Si les enjeux environnementaux ne sont pas contestables pour préserver l’avenir de la planète, les défis sociétaux et sociaux qui s’amoncèlent sont tout autant cruciaux. Et ils se rapprochent très vite. Dernière actualité, l’Union européenne valide la fin du véhicule thermique neuf en 2035 (Paquet Climat Fit for 55), imposant une transformation de l’outil industriel mais aussi de la société actuelle (particuliers comme entreprises) dans leurs modes de déplacement. 

L'Europe veut des véhicules Zéro Emission

Certaines voix regrettent la voie choisie des élus européens, celle du tout électrique sans autre alternative. Une psychorigidité sur la possibilité d’un mix énergétique et technologique qui signe l’obsolescence programmée des véhicules de tous les citoyens (entreprises comme particuliers), sans que ces derniers ne le réalisent vraiment, avec une dépréciation inexorable de la valeur de leur véhicule. 
Fin du thermique, tout électrique ? "Aucune vision stratégique"

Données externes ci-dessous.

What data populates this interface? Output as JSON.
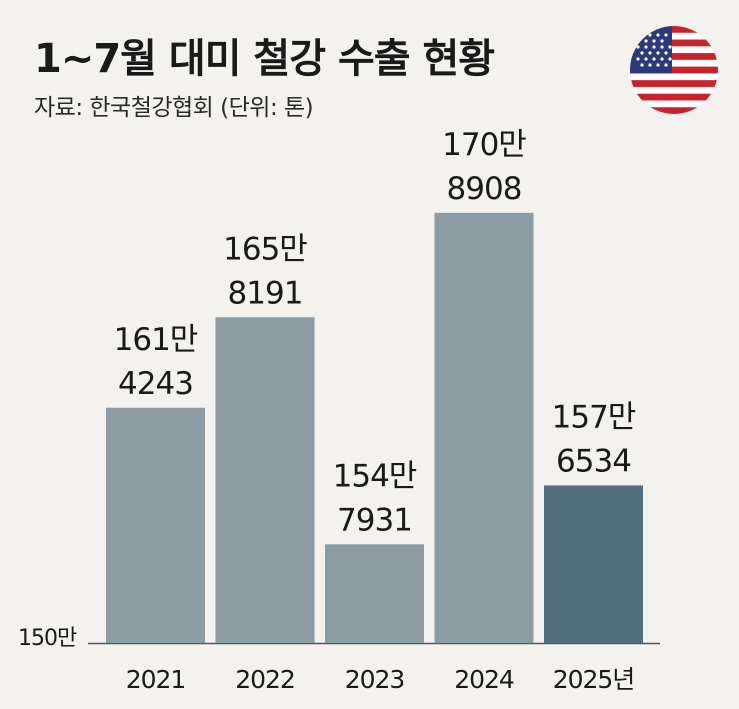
{
  "header": {
    "title": "1~7월 대미 철강 수출 현황",
    "source": "자료: 한국철강협회 (단위: 톤)",
    "flag_icon": "us-flag-icon"
  },
  "chart_data": {
    "type": "bar",
    "categories": [
      "2021",
      "2022",
      "2023",
      "2024",
      "2025년"
    ],
    "values": [
      1614243,
      1658191,
      1547931,
      1708908,
      1576534
    ],
    "data_labels": [
      [
        "161만",
        "4243"
      ],
      [
        "165만",
        "8191"
      ],
      [
        "154만",
        "7931"
      ],
      [
        "170만",
        "8908"
      ],
      [
        "157만",
        "6534"
      ]
    ],
    "ylabel": "150만",
    "ylim": [
      1500000,
      1720000
    ],
    "highlight_index": 4,
    "colors": {
      "bar": "#8d9ba2",
      "highlight": "#536f7f",
      "axis": "#555555"
    },
    "grid": false,
    "legend": "none"
  }
}
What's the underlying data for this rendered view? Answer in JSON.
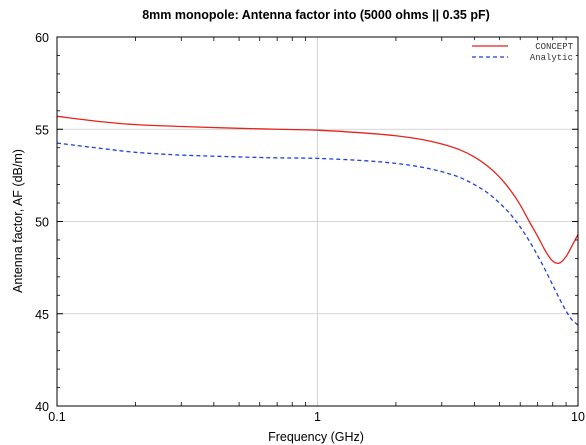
{
  "chart_data": {
    "type": "line",
    "title": "8mm monopole: Antenna factor into (5000 ohms || 0.35 pF)",
    "xlabel": "Frequency (GHz)",
    "ylabel": "Antenna factor, AF (dB/m)",
    "xscale": "log",
    "xlim": [
      0.1,
      10
    ],
    "ylim": [
      40,
      60
    ],
    "x_ticks": [
      0.1,
      1,
      10
    ],
    "x_tick_labels": [
      "0.1",
      "1",
      "10"
    ],
    "y_ticks": [
      40,
      45,
      50,
      55,
      60
    ],
    "y_tick_labels": [
      "40",
      "45",
      "50",
      "55",
      "60"
    ],
    "grid": true,
    "legend_position": "top-right",
    "series": [
      {
        "name": "CONCEPT",
        "color": "#e8221e",
        "dash": "solid",
        "x": [
          0.1,
          0.15,
          0.2,
          0.3,
          0.5,
          0.7,
          1.0,
          1.5,
          2.0,
          2.5,
          3.0,
          3.5,
          4.0,
          4.5,
          5.0,
          5.5,
          6.0,
          6.5,
          7.0,
          7.5,
          8.0,
          8.5,
          9.0,
          9.5,
          10.0
        ],
        "y": [
          55.7,
          55.4,
          55.25,
          55.15,
          55.05,
          55.0,
          54.95,
          54.8,
          54.65,
          54.45,
          54.2,
          53.9,
          53.5,
          53.0,
          52.4,
          51.7,
          50.9,
          50.0,
          49.2,
          48.4,
          47.85,
          47.75,
          48.1,
          48.7,
          49.3
        ]
      },
      {
        "name": "Analytic",
        "color": "#1f3fe0",
        "dash": "dashed",
        "x": [
          0.1,
          0.15,
          0.2,
          0.3,
          0.5,
          0.7,
          1.0,
          1.5,
          2.0,
          2.5,
          3.0,
          3.5,
          4.0,
          4.5,
          5.0,
          5.5,
          6.0,
          6.5,
          7.0,
          7.5,
          8.0,
          8.5,
          9.0,
          9.5,
          10.0
        ],
        "y": [
          54.25,
          53.95,
          53.75,
          53.6,
          53.5,
          53.45,
          53.42,
          53.3,
          53.15,
          52.95,
          52.7,
          52.4,
          52.0,
          51.55,
          51.0,
          50.4,
          49.7,
          48.95,
          48.15,
          47.35,
          46.55,
          45.8,
          45.15,
          44.65,
          44.4
        ]
      }
    ]
  }
}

Un leasing social plus ouvert

En France, le parc roulant est de 38 millions de VP (41 millions avec les PL), avec un marché VN stagnant à 1,5 million par an. Le parc VE ne représente que 1 % (20 % en comptant les hybrides) ! Or, la transition doit se faire d’ici treize ans. C’est trop court au vu de la volumétrie des véhicules électrifiés, à moins d’un accompagnement par des aides publiques durables, afin d’assurer « une forme d’unité sociale », comme le mentionne Xavier Horent, délégué général de Mobilians. Sauf que la proposition du gouvernent d’une aide de 100 € par mois pour l’achat d’un VE ne suffit largement pas. D’où la solution de leasing social ! « À condition qu’il soit réaliste », ajoute Marc Bruschet, président de la branche VP de Mobilians. Comprendre qu’il doit s’adresser à la fois aux foyers modestes comme aux revenus moyens. Il doit aussi s’ouvrir aux véhicules neufs de Crit’Air 1 mais aussi à ceux d'occasion, également de Crit’Air 1 (10 millions sur le parc fin 2021). « Ce flux ne sera même pas suffisant pour la conversion du parc ! Les Crit’Air 2 ne font pas partie des options, diesel oblige. » Car les organismes de financement sont formels : les classes populaires n’ont pas les moyens d’acheter des véhicules électriques neufs trop chers. La réalité expliquée par Mobilians, chiffres à l’appui, est sans équivoque et devrait faire réfléchir certains décideurs :

•    1/3 des Français n’a pas d’argent à consacrer pour une voiture,
•    1/4 ne peut consacrer plus de 3990 € dans le budget auto,
•    Seulement 14 % peut y allouer plus de 20000 €.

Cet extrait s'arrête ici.